In Australia, chronic back pain is so widespread that up to 80 per cent of us are likely to have it at some time in our lives. After headache and the common cold, back pain is one of the most common conditions seen by GPs and the most common cause of time off work. But the good news is that through The Alexander Technique back pain can be conquered.

A recent study published by The British Medical Journal and run by researchers at the Universities of Southampton and Bristol, found that people who were well-motivated and trained in The Alexander Technique reported less pain.

The 579 patients involved in the trial were either given 24 Alexander Technique lessons, 6 lessons, massage or normal GP care. Fifty per cent of patients in each group were also given an exercise program of brisk walking for 30 minutes, five days a week.

Massage relieved the pain for the first three months, but the benefit was not long-lasting. However the 24 Alexander Technique lessons led to a significant improvement in quality of life and a reduction of days in pain. One year on patients had the ability to do things which had previously had been difficult, such as walking and household jobs. Similarly for those who combined the six lessons with an exercise routine they also saw significant improvement.

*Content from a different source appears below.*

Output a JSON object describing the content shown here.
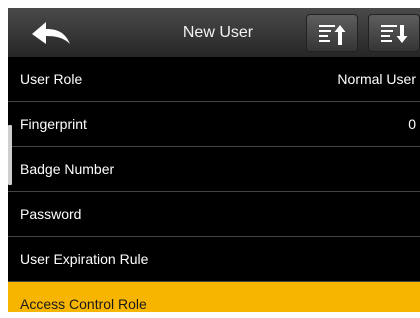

For most of us, back problems can be prevented by proper use of the spine and keeping it in good shape. Learning The Alexander Technique enables people to recognise, understand and avoid poor habits affecting posture and muscular coordination.

Offering an individualised approach, The Alexander Technique develops skills which decompress the spine, limit muscle spasm, strengthen posture, and improve coordination and flexibility.

The Alexander Technique, developed in the 1890s by Australian actor Frederick Alexander, focuses on aligning the head, neck and back muscles which form the core of the body. As well as reducing pain, The Technique eases tension and stress, and when combined with exercise further enhances a person’s wellbeing.